In our trial, the EE apparent digestibility was higher in HI groups than the control group. However, despite this positive result, the EE apparent digestibility was only 2.2% and 1.9% higher than the control in the starter and grower periods respectively (3–17 and 18–38 days of age) and 3.0% higher than the control in the finisher period (39–50 days of age). This result partially agrees with the results of Cullere et al. [10], who found that the EE total tract apparent digestibility in broiler quails fed with a 15% inclusion level of HI was higher than a 10% group, but similar to the control diet. On the other hand, Cutrignelli et al. [22] and Bovera et al. [24] found that the apparent ileal EE digestibility in laying hens was similar for HI meal- and SBM-fed birds. The linear increase in EE digestibility is not supported by the fatty acids profile, in particular by the polyunsaturated fatty acids (PUFA) content, that is usually related to an EE digestibility improvement [51]. Indeed, in the present study the dietary PUFA content, as well as the ratio polyunsaturated fatty acids/saturated fatty acids (PUFA/SFA ratio), decreased following the HI larva meal inclusion (Table 1). The highest EE digestibility at the maximum inclusion level (HI9 group) could be related to the overall amount of EE in the diets (+ 7.84%, + 6.06% and + 5.19% higher in HI9 group than HI0 group in starter, grower and finisher periods, respectively) [52].

As a whole, the absent or moderate effects on nutrient ATTDC had no impact on the ducks’ growth performances, without affecting final LW, ADG, DFI and FCR.

Histomorphological investigations

Dietary HI meal inclusion did not affect the gut morphology of the ducks of our study. Since the rapid growth of chickens has been reported to strictly depend on the morphological and functional integrity of the digestive tract [25], it is reasonable to hypothesize that insect meal utilization does not negatively influence gut development and, as a consequence, animal performance. The greater mucosal development observed in the duodenum than in the other gut segments is also in agreement with the previous studies available on broilers [11, 14,15,16,17, 53, 54], thus suggesting that insect meal utilization leads to the preservation of the physiological intestinal morphology. Indeed, the duodenum is the intestinal tract that undergoes the fastest cell renewal, and is also the first gut segment to receive the physical, chemical and hormonal stimuli caused by the presence of the diet in the lumen [54]. The obtained results about the preservation of gut histomorphology in all dietary groups contributes to validate what has been previously discussed in terms of nutrient digestibility and growth performances.
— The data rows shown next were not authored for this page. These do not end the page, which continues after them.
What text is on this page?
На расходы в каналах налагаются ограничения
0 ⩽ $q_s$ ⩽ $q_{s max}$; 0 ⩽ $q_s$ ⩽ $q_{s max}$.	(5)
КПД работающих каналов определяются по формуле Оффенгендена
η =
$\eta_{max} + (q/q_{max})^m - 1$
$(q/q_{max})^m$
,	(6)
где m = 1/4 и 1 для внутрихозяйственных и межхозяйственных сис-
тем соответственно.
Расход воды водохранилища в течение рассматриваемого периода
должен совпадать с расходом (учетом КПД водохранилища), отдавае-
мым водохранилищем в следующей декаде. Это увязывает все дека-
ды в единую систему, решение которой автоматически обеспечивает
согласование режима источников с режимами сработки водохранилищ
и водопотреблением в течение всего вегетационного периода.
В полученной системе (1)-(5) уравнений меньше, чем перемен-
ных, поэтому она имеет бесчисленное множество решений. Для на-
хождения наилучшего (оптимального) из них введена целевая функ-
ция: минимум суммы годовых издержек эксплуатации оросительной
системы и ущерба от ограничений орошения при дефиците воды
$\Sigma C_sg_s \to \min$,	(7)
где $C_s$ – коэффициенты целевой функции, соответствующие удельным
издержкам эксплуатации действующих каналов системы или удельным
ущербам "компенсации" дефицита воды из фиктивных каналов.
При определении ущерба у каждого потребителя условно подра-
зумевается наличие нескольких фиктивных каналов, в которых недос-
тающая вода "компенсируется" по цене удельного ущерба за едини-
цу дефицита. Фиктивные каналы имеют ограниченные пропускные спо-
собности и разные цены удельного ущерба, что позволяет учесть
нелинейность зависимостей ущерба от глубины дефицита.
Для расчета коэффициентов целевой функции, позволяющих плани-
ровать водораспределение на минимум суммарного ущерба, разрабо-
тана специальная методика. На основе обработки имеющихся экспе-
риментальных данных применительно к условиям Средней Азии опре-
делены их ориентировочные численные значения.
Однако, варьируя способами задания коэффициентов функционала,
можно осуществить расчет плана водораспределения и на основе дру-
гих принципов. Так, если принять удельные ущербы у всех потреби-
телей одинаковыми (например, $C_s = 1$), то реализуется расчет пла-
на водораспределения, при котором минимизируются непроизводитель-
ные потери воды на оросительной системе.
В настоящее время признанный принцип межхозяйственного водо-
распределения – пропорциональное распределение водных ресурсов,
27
To the best of the authors’ knowledge, this is the first study that has evaluated the possibility of including insect meal in duck nutrition, and to have demonstrated how HI larva meal can be a valuable protein sources for ducks. Increasing inclusion levels of a partially defatted HI meal in Muscovy duck diets did not affect the growth performances of the birds, which showed similar LW, ADG, DFI and FCR to the control group fed with corn gluten meal, and only had weak effects on the apparent total tract digestibility during the first stages of growth. Moreover, these increasing levels did not affect the intestinal morphology or cause histopathological alterations. From this preliminary investigation, it appears that HI larva meal can be included in duck feeding at levels of up to 9% of the diet, with no negative effects on growth, digestibility or animal health. Furthermore, the obtained results help to expand the information available about the use of insects in poultry nutrition.